Aku bisa melihat ketakutan-ketakutannya.
Saat itu hatiku perih melihat air matanya.
Kawan, mari melihat lebih dekat kehidupan orang pinggiran!
Karena mereka adalah saudara kita juga, mereka juga bagian dari keluarga kita.
(Safirli, mahasiswa Akuntansi Madya II)

Tulisan di atas, dengan sedikit editan dari saya, adalah potongan tulisan milik mahasiswa yang mengumpulkan tugasnya selepas mengunjungi rumah warga di kampung pemulung. Jauh lebih banyak dari apa yang saya bayangkan tentang apa-apa yang bisa mereka pelajari. Tugas memahami liabilitas dari perspektif kaum miskin membuat mereka belajar bahwa definisi yang disajikan buku teks selama ini, hanya berasal dari definisi pengusaha-pengusaha besar. Kaum miskin punya definisi sendiri, dan tentu saja itu juga adalah ilmu akuntansi. Kami menolak dikotomi yang ditawarkan sistem pendidikan dengan memisahkan kehidupan orang-orang marginal dari bangku kuliah. Kami memasukkan derita kaum miskin sebagai masalah kami bersama. Masalah kami sebagai bagian dari masyarakat.

“One cannot expect positive results from an educational action program which the particular view of the world held by the people.” (Paulo Freire)

Ada banyak tulisan yang saya terima, dengan berbagai cerita dan perspektif berbeda.
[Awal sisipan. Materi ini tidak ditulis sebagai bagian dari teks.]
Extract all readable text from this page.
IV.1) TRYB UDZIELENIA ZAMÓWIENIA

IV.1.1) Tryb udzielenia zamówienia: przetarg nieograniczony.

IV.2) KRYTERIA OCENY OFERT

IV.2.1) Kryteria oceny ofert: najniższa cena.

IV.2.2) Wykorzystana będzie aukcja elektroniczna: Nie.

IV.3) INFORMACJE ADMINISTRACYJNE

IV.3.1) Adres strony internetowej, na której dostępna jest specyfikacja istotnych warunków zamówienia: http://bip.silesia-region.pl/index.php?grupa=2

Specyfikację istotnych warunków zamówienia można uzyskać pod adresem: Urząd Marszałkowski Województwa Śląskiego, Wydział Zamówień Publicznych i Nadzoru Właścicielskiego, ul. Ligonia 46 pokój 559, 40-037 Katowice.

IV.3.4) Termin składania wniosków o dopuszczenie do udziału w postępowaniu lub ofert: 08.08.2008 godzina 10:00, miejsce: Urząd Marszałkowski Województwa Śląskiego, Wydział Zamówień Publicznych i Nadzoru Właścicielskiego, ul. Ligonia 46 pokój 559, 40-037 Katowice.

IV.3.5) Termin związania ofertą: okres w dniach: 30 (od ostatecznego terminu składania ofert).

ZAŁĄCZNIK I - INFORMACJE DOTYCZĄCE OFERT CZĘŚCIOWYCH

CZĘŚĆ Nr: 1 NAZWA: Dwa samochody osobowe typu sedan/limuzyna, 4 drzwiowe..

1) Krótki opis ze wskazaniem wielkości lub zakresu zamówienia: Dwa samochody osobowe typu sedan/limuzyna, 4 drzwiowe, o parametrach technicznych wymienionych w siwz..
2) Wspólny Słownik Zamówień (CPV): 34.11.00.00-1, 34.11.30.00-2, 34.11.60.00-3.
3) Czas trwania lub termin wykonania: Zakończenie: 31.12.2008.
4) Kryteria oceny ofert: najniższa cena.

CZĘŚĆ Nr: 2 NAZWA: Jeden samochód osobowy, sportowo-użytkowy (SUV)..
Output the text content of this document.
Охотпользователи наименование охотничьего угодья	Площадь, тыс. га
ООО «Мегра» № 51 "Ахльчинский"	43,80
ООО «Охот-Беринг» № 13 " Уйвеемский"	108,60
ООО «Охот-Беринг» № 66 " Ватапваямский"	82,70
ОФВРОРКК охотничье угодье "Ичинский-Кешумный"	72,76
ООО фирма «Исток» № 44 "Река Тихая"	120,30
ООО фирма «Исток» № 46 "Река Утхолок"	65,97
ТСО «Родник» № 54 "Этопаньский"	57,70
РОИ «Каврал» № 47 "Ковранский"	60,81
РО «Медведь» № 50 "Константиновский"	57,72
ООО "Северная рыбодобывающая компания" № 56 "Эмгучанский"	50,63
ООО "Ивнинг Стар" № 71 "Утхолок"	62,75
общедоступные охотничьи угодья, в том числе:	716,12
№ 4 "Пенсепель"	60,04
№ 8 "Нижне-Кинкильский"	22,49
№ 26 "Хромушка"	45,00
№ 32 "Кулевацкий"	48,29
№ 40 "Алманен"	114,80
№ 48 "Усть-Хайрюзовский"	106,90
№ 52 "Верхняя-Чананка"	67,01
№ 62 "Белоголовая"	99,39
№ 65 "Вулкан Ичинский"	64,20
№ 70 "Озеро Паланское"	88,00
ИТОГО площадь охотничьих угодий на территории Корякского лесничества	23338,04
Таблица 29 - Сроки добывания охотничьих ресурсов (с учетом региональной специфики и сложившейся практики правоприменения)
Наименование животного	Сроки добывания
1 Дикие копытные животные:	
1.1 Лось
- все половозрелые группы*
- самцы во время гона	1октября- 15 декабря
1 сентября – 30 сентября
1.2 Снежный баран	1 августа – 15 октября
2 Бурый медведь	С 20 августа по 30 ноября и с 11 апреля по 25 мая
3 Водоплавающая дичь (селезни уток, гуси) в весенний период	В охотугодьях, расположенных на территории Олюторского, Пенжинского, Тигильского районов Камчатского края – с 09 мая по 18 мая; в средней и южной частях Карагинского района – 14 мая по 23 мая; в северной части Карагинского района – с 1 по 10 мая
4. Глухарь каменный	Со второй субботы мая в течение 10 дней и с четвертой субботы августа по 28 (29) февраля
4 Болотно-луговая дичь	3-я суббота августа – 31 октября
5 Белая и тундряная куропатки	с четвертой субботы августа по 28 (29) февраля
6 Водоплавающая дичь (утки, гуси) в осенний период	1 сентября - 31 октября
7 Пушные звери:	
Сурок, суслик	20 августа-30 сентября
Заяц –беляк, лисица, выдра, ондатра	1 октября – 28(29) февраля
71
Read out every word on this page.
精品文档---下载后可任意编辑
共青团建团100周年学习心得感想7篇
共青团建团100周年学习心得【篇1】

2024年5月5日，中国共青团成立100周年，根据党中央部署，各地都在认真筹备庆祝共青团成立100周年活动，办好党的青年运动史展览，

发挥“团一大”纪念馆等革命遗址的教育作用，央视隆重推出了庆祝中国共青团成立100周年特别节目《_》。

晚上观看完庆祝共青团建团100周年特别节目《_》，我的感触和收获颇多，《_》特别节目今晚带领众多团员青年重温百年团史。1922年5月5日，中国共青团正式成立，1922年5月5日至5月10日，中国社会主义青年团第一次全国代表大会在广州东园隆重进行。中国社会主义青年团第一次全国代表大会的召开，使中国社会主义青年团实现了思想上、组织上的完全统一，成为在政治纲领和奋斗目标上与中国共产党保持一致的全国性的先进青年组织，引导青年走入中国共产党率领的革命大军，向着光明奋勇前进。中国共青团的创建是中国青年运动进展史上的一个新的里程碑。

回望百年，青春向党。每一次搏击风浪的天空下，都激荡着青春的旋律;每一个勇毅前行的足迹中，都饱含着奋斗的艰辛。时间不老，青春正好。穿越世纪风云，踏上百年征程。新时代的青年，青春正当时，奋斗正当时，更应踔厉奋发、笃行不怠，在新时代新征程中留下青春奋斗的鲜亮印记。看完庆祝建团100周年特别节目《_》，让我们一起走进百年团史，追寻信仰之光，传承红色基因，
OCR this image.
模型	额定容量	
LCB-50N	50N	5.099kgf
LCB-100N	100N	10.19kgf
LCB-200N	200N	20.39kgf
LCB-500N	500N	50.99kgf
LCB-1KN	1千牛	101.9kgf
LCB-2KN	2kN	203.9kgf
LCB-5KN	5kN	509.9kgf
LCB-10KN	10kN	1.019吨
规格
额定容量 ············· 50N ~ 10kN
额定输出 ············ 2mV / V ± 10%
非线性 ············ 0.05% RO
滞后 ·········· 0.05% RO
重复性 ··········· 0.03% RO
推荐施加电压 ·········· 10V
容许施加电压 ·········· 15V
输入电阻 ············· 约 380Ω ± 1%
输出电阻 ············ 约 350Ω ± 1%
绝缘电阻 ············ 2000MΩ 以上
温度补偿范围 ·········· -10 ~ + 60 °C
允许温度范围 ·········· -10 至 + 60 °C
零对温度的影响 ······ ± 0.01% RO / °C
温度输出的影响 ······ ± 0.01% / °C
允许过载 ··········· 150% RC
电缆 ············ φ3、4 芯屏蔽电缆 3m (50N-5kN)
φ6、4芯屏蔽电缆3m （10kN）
Dunia mereka yang berbeda, pada awalnya membuat mereka kaget dengan kondisi yang harus mereka lihat di kampung pemulung. Jauh dari layak, kata mereka. Tapi dari sana, mereka belajar membuka hati dan pikiran untuk mulai mengenal derita orang-orang tertindas. Tertindas ketidakadilan di negeri ini.

Sumber : Safirli Sahastripa

Mereka melihat sendiri, seorang ibu yang renta, yang sedang sakit tumor, tidak mendapatkan jaminan kesehatan karena tidak memiliki kelengkapan berkas administrasi. Mereka mulai mengutuk mimpi kota ini untuk menjadi kota dunia, namun apa yang mereka temukan di sana jauh dari keindahan kota dunia.

Kesemua hal yang mereka pelajari, membuat saya bahagia. Mereka menghebatkan saya. Saya merasa semakin banyak tangan kini. Saat saya bertanya, “maukah kalian bersungguh-sungguh belajar untuk kelak menebarkan manfaat bagi orang-orang miskin, papa dan tertindas?”. Anggukan mereka melambungkan harapan di masa depan. Mahasiswa-mahasiswa yang siap belajar untuk bermanfaat dan berarti.

“Terima kasih Ibu Andis, sudah mengajak kami peduli.”
“Terima kasih sudah membuat kami belajar di luar tembok kelas yang nyaman ini.”
“Terima kasih sudah membuat kami belajar tidak hanya dari buku teks akuntansi.”


Tiga ungkapan itu membuat segala lelah sehabis mengajar jadi hilang. Ungkapan-ungkapan yang lebih berharga dari selembar sertifikat atau piagam. Efeknya jangka panjang. Sekali lagi kata seorang kawan, aktivitas mengajar itu aktivitas penyadaran dan subversif, memang.